TIME Magazine: Your Thoughts

Growing up, my grandparents and parents all read Newsweek. So I read Newsweek, and picked up my own subscription when I graduated from college in the early 90s.

By the mid ‘90s, I noticed I was frequently getting interested in a Time magazine article when I saw issues in doctors’ offices, coffeeshops, etc., so I decided to pick up a subscription to Time as well.

When Newsweek went out of print (to digital-only) in 2012, I dropped my subscription to that, but kept my subscription to Time going, and I actually still have a subscription to Time.

I’ve noticed in recent years, though, that I don’t read it like I used to. I now get most of my news from online subscriptions to the New York Times and the Washington Post. In fact, many of my issues of Time now seem to pile up unread until I toss them into the recycling bin.

I subscribe and have off and on for years. I had both Time and Newsweek for a while.

Now I find it less important than it was in the 90s when I first started reading it. There will be entire issues where it’s old news before I even receive it (my mail is inconsistent, and that does not help), much less get around to reading it. So I prefer the in-depth pieces that are timely news much more.

I think I’m supposed to get it Friday. But sometimes it doesn’t come till Monday, Tuesday if it’s a three-day weekend. If I’m still working on last week’s issue or another magazine, I might not get to it until the next new one comes. It’s kind of frustrating, but not necessarily Time’s fault, assuming they print and mail it out on time. And I guess I could read a digital subscription.

Sometimes I just flip through the pages going “old news, old news, review for a play in a city I don’t even live in, old news.” Sometimes I read every single word of every article. It’s a lot more hit and miss than it used to be.

Nor does it negate that Luce was lukewarm about Nixon running for President in 1960, or governor of California in 1962.

Again, so what? The Republican Establishment mostly hated Nixon in the early 60s. Luce was speaking their language.

Or is your problem that you do not believe that the Republican Establishment was lukewarm for Nixon in 1960? If that’s the case, look into it. They tried to dump him as VP in 1956. Eisenhower couldn’t stand him. He only got the nomination in 1960 for exactly the same reason George H. W. Bush did in 1988: the president he sat under. Every sane Republican hated Nixon throughout his career; he was that kind of guy. By 1972 they had all been kicked out of the party. You can’t possibly compare the two eras.
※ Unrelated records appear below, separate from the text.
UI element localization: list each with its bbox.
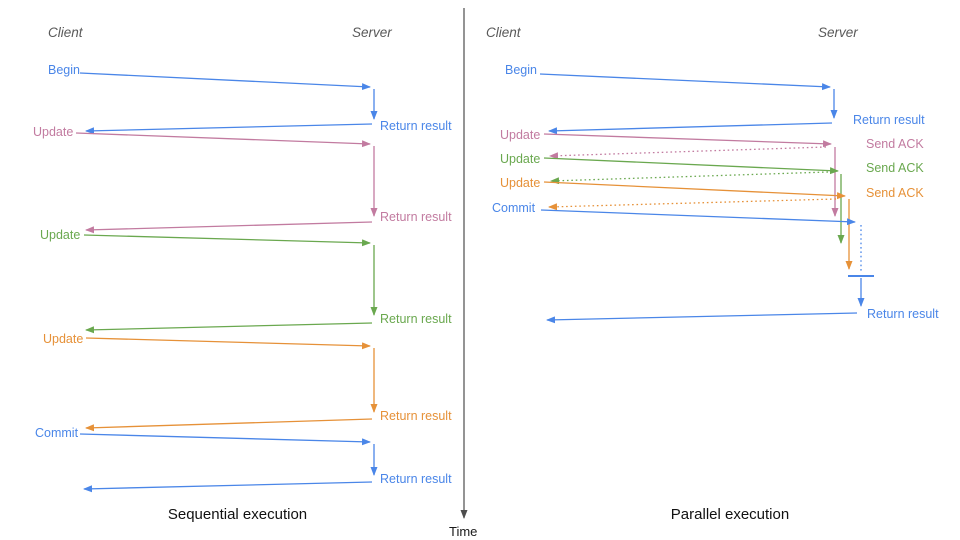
- left-return-result-1: Return result: [380, 119, 452, 133]
- left-update1-response-arrow: [85, 221, 373, 234]
- right-commit-label: Commit: [492, 201, 536, 215]
- left-update3-request-arrow: [85, 337, 371, 350]
- right-update3-label: Update: [500, 176, 541, 190]
- right-update2-label: Update: [500, 152, 541, 166]
- left-update2-label: Update: [40, 228, 81, 242]
- right-update2-request-arrow: [543, 157, 839, 175]
- right-update3-ack-arrow: [548, 198, 837, 211]
- right-server-header: Server: [818, 25, 858, 40]
- right-caption: Parallel execution: [670, 506, 790, 523]
- left-caption: Sequential execution: [167, 506, 308, 523]
- left-update2-response-arrow: [85, 322, 373, 334]
- right-update1-ack-arrow: [549, 146, 827, 160]
- left-update3-label: Update: [43, 332, 84, 346]
- left-begin-request-arrow: [79, 72, 371, 91]
- right-update3-request-arrow: [543, 181, 846, 200]
- right-begin-response-arrow: [548, 122, 833, 135]
- right-update1-label: Update: [500, 128, 541, 142]
- left-update1-label: Update: [33, 125, 74, 139]
- left-panel-arrows: [75, 72, 378, 493]
- right-send-ack-3: Send ACK: [866, 186, 924, 200]
- right-panel-arrows: [539, 73, 874, 324]
- right-send-ack-2: Send ACK: [866, 161, 924, 175]
- left-return-result-2: Return result: [380, 210, 452, 224]
- right-begin-request-arrow: [539, 73, 831, 91]
- left-update1-request-arrow: [75, 132, 371, 148]
- right-update2-ack-arrow: [550, 171, 829, 185]
- right-commit-request-arrow: [540, 209, 856, 226]
- left-return-result-5: Return result: [380, 472, 452, 486]
- right-client-header: Client: [486, 25, 521, 40]
- time-axis-label: Time: [449, 524, 478, 539]
- right-begin-label: Begin: [505, 63, 537, 77]
- right-commit-response-arrow: [546, 312, 858, 324]
- left-commit-response-arrow: [83, 481, 373, 493]
- left-return-result-4: Return result: [380, 409, 452, 423]
- left-begin-response-arrow: [85, 123, 373, 135]
- left-client-header: Client: [48, 25, 83, 40]
- right-update1-request-arrow: [543, 133, 832, 148]
- left-update3-response-arrow: [85, 418, 373, 432]
- left-return-result-3: Return result: [380, 312, 452, 326]
- left-begin-label: Begin: [48, 63, 80, 77]
- right-send-ack-1: Send ACK: [866, 137, 924, 151]
- left-server-header: Server: [352, 25, 392, 40]
- right-return-result-top: Return result: [853, 113, 925, 127]
- left-commit-label: Commit: [35, 426, 79, 440]
- right-return-result-bottom: Return result: [867, 307, 939, 321]
- left-update2-request-arrow: [83, 234, 371, 247]
- left-commit-request-arrow: [79, 433, 371, 446]
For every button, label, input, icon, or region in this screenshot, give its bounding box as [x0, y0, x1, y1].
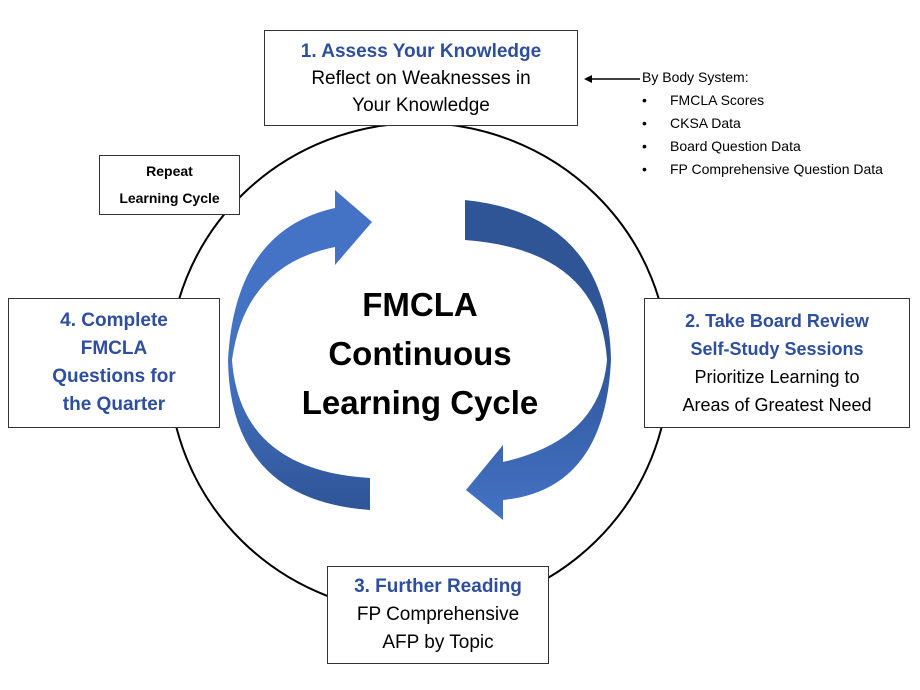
- step-3-line: AFP by Topic: [382, 632, 494, 653]
- center-title-line: Continuous: [328, 335, 512, 372]
- step-1-box: 1. Assess Your Knowledge Reflect on Weak…: [264, 30, 578, 126]
- step-2-title: 2. Take Board Review: [685, 311, 869, 331]
- side-note-item: Board Question Data: [642, 135, 883, 158]
- repeat-cycle-box: Repeat Learning Cycle: [99, 155, 240, 215]
- side-note-item: FMCLA Scores: [642, 89, 883, 112]
- step-4-box: 4. Complete FMCLA Questions for the Quar…: [8, 298, 220, 428]
- center-title: FMCLA Continuous Learning Cycle: [300, 280, 540, 427]
- pointer-arrowhead: [584, 75, 592, 83]
- step-3-title: 3. Further Reading: [354, 576, 522, 597]
- step-2-line: Prioritize Learning to: [694, 367, 860, 387]
- repeat-line: Repeat: [146, 163, 193, 179]
- step-1-title: 1. Assess Your Knowledge: [300, 40, 542, 62]
- step-1-line: Your Knowledge: [352, 94, 490, 116]
- step-3-line: FP Comprehensive: [356, 604, 520, 625]
- side-note-heading: By Body System:: [642, 69, 749, 85]
- step-3-box: 3. Further Reading FP Comprehensive AFP …: [327, 566, 549, 664]
- right-cycle-arrow: [465, 200, 611, 520]
- step-4-title: Questions for: [52, 366, 176, 387]
- step-2-box: 2. Take Board Review Self-Study Sessions…: [644, 298, 910, 428]
- side-note-list: FMCLA Scores CKSA Data Board Question Da…: [642, 89, 883, 181]
- step-4-title: 4. Complete: [60, 310, 168, 331]
- step-4-title: FMCLA: [80, 338, 148, 359]
- left-cycle-arrow: [228, 190, 372, 510]
- side-note: By Body System: FMCLA Scores CKSA Data B…: [642, 66, 883, 181]
- step-2-line: Areas of Greatest Need: [682, 395, 872, 415]
- step-4-title: the Quarter: [62, 394, 166, 415]
- step-2-title: Self-Study Sessions: [690, 339, 864, 359]
- step-1-line: Reflect on Weaknesses in: [311, 67, 531, 89]
- side-note-item: FP Comprehensive Question Data: [642, 158, 883, 181]
- side-note-item: CKSA Data: [642, 112, 883, 135]
- center-title-line: Learning Cycle: [301, 384, 539, 421]
- center-title-line: FMCLA: [362, 286, 478, 323]
- repeat-line: Learning Cycle: [119, 190, 220, 206]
Like spoons I grew up reading it in a household that subscribed; a few days ago when a documentary on the Manson murders was showing, I remembered reading about it with horror and fascination in Time when I was 9. As teens, my sister and I would be told to read certain articles, but when a 1979 cover story about gay couples appeared, my father forbade us to read it–so of course we did.

As an older teen I started to enjoy the essays on the last page, especially by Lance Morrow and Roger Rosenblatt. I must have been around 22 when a couple of Rosenblatt’s essays moved me to write him a letter of appreciation, and he wrote back with a friendly reply–I’m still pleased at the memory.

Nowadays the only place I see it is in the doctor’s office and, like Mean Mr. Mustard I find it skeletal, a shadow of its former self. chappachula, interesting story about McCain; it makes me realize that as a young person I saw it as a window into the adult world.